Chapter 13 #3

The glow from the street barely reached them, just enough to paint Gwen’s jaw in pink and blue as she pulled back for half a breath, eyes dark, lips swollen.

“Still sure?” Gwen rasped.

“Shut up,” Maggie said, tugging her back in, kissing her harder, needier, like the years apart had been erased in an instant.

Her back scraped against the brick as Gwen pressed her deeper into it, their mouths clashing, Maggie’s fingers sliding into Gwen’s damp hair, tugging, pulling. Gwen groaned — god, that sound — and Maggie felt it roll through her like heat, pooling low, making her want more, more, more.

More of Gwen’s mouth, Gwen’s body, the press of her thigh, the taste of her.

“Oh my god, get a room,” Kiera’s voice cut sharp through the night, higher than usual, the teasing tone undercut by the obvious awkwardness lacing it.

Maggie jolted like she’d been doused with ice water, scrambling to tug her shirt back down where it had ridden up. Gwen stepped back instantly, expression shuttered, as if she’d been caught in something illicit — which, technically, they had.

Kiera stood a few feet away in the alley glow, arms folded but smile plastered on, not quite reaching her eyes. “Hey,” she said, overly bright. “Just wanted to give you the heads-up we’re about to do a group song. Danica said to get you for the lower harmonies.”

Maggie’s pulse was still thundering, her breath coming in uneven bursts. Her mouth tasted like Gwen, her body still humming from the press of her hands. She managed a crooked grin, trying for casual, though her cheeks burned. “Lower harmonies. Got it.”

“Yeah.” Kiera’s gaze flicked between them, lingering a beat too long.

Maggie nodded, pushing her hair off her face. “Be right there.”

As Kiera turned and slipped inside, Maggie exhaled hard, pressing her back to the brick. Gwen was still there, inches away, silent.
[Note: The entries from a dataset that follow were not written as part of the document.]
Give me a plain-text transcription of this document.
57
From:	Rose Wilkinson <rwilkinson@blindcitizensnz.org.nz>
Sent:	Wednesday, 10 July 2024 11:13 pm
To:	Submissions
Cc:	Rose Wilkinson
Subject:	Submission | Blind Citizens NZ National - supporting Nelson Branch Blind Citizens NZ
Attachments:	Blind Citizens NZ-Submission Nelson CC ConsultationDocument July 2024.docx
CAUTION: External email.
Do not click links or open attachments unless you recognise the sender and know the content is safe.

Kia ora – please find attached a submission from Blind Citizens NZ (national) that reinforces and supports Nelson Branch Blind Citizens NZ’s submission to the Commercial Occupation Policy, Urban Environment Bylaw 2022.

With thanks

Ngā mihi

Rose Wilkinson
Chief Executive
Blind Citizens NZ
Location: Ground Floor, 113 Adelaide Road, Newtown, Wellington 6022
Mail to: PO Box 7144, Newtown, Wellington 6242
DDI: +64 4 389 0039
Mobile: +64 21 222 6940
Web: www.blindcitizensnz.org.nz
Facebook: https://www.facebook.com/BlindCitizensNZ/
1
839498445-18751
Her whole body buzzed with want, with humiliation, with the sick thrill of having been caught.

Neither of them moved.

The door had swung shut behind Kiera, leaving them in the dark, but whatever spark had been igniting them seconds ago was gone — snuffed out by the real world crashing back down around them.

Gwen adjusted the cuff of her sleeve, eyes on the ground, her breath still uneven but her expression composed again, maddeningly so. “We should… go in,” she said finally, quiet.

She straightened fast, forcing her arms down, her face into something neutral. “Yeah. We should go,” she muttered, already stepping toward the door before Gwen could say anything else, before Gwen could look at her like that again.

Inside was chaos, yes. But at least it was safe chaos.

Back inside, the air hit Maggie like a wall — smoke machine haze, stale beer, disco ball lights bouncing off mirrored walls. The pianists were already hammering out the opening chords of “Livin’ on a Prayer,” and the crowd lost its collective mind.

“Maggie!” Pete bellowed, waving her forward like a deranged choir director.

Someone shoved a microphone into Maggie’s hand before she could protest. The others surged to the front — Pete clutching Danica’s waist as if they were storming a barricade, Izzy practically glowing as she dragged Kiera beside her, Lillian smirking from the sidelines like she’d known this circus would happen all along, and Gwen joining her to stand nearby without a mic.

Maggie leaned in with the others, shouting the lyrics, pointing to the crowd when the chorus rang of being halfway there.

But inside, she was unraveling.

Her chest still buzzed from Gwen’s hands on her, from the taste of her mouth, from the look in her eyes when she’d said Are you sure? And then the way she’d stepped back, instantly composed the moment Kiera appeared.

What had made her think that was a good idea? What had made her want that taste, knowing it’d become a craving?

Pete thrust her arm around Maggie’s shoulder mid-chorus, sloshing beer down both their backs, and Maggie whooped like she was having the time of her life.

On the outside, the room was roaring. On the inside, her heart was splintering, every lyric cutting like a cruel joke.

The last chorus shook the walls — every drunk tourist, every bachelorette party, every one of her friends screaming until the pianists banged out the final chords and threw their hands in the air like preachers finishing a sermon.

The crowd went wild.

Pete collapsed against Danica’s shoulder, shrieking with laughter. Izzy pulled Kiera into a kiss that earned a whoop from three tables over. Even Lillian clapped with a faint smile, the picture of composure in a room of chaos.

Maggie bent over her mic stand, hair sticking to her forehead, lungs burning. Her grin was wide, practiced, perfect. Nobody would guess her hands were still trembling.

She shoved the mic back at the pianist, forcing her voice into something bright. “Another round,” she hollered, waving at the waitress. “Shots! Rainbow if you’ve got ’em.”

The table erupted again, everyone cheering like Maggie had just won them the jackpot.

She turned back, smiling with them, laughing too loud. And if her chest still ached, if her mascara was smudged, if her heart felt raw and stupid in her rib cage… well. Shots would fix it. Or at least blur the edges.